No matter what the turmoil, Christmas arrives like a country town after a long drive. A town we have arrived at in the evening where we know friends and family are waiting and a meal is being prepared. There will be moments of laughter, excitement, joy and possibly sadness, possibly some awkwardness and tensions. It is all in the management. The main thing is don’t overthink it, try firstly to enjoy it. If dinner is not a top hat extravaganza that is OK.
Christmas, like Christ, asks of you to also look out for those to whom this is the loneliest time of the year. Parents who are separated from their children, families that have fallen apart and people who are excluded. If we just try to make something better, something easier, something less sad, then we are doing a good thing.
Christmas comes and Christmas goes and the purpose of Christmas is certainly not to have yourself buried in credit card debt so that the joy of Christmas then becomes a financial burden for the start of the New Year.
For Australia and especially Sydney and the Jewish community the year finished in a horrific sullying of a national ethos by murderous, barbarous Islamic fundamentalists. We are all so sad, not bitter but hardened and determined that this will not happen again.
All in all, for our New England and Upper Hunter, we have had a pretty good season, and prices are good as well, so the farms and the towns should have some money floating around and that will help our economy. I hope the New Year sees this continue. I am looking forward to continuing my visits to the many communities across the Electorate, including the newly added areas of Gwydir Shire and Muswellbrook Shire. The establishment of a satellite electorate office in Muswellbrook is progressing, and further details will be available soon.
I am happy that my fight to rid our nation of Net Zero is getting somewhere and this should further help to stop power prices crippling us. We now need to get Labor to drop Net Zero and go back to the cheapest power, coal fired power. This is going to be difficult, but the alternative is economic suicide.

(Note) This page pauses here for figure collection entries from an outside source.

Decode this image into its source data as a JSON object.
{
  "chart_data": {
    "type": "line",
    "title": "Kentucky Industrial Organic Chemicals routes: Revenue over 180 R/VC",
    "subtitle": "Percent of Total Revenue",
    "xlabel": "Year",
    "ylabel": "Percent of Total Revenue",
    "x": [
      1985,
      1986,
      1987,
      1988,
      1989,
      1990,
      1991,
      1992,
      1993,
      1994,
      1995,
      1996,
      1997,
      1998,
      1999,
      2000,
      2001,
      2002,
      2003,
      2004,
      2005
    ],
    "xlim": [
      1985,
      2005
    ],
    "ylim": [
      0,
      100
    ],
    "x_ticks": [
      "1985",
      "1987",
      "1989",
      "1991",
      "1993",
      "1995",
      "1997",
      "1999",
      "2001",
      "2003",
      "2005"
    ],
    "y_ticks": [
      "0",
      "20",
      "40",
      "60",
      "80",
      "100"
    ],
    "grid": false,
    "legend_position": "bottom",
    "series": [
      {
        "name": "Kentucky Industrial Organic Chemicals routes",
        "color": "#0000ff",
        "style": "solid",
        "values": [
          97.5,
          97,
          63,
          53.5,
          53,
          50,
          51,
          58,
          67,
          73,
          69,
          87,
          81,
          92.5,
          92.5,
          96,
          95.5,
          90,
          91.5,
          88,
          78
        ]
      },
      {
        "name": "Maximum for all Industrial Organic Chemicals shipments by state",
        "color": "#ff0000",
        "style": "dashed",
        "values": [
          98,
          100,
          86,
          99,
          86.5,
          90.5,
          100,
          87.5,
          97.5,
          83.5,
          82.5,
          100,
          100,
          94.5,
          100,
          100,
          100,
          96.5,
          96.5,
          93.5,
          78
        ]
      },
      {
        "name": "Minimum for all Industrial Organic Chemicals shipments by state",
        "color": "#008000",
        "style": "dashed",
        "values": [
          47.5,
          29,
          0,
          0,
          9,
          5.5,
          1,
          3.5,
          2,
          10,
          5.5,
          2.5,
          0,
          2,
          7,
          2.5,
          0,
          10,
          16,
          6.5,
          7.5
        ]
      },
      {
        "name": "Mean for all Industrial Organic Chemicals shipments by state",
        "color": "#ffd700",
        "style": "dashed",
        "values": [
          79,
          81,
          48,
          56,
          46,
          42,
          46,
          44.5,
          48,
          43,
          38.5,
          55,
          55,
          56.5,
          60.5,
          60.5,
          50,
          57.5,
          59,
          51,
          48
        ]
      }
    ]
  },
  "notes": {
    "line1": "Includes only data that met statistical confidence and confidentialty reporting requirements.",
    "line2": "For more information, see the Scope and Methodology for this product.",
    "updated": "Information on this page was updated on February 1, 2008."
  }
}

Anyway, soon so many of us will be on the road to see family or eagerly waiting for family and friends to arrive. Drive safely as tragedy is not what future Christmases should be remembered for.
Over 2,000 years ago another family was on the road and they had no luck finding a motel. They kind of ended up in the back shed on a farm where the mum had a baby, Jesus. That child changed the world and made it a better place. I believe He was the Son of God, but whatever you believe you cannot deny that it was of monumental benefit in how we are to treat each other. Very much worth celebrating!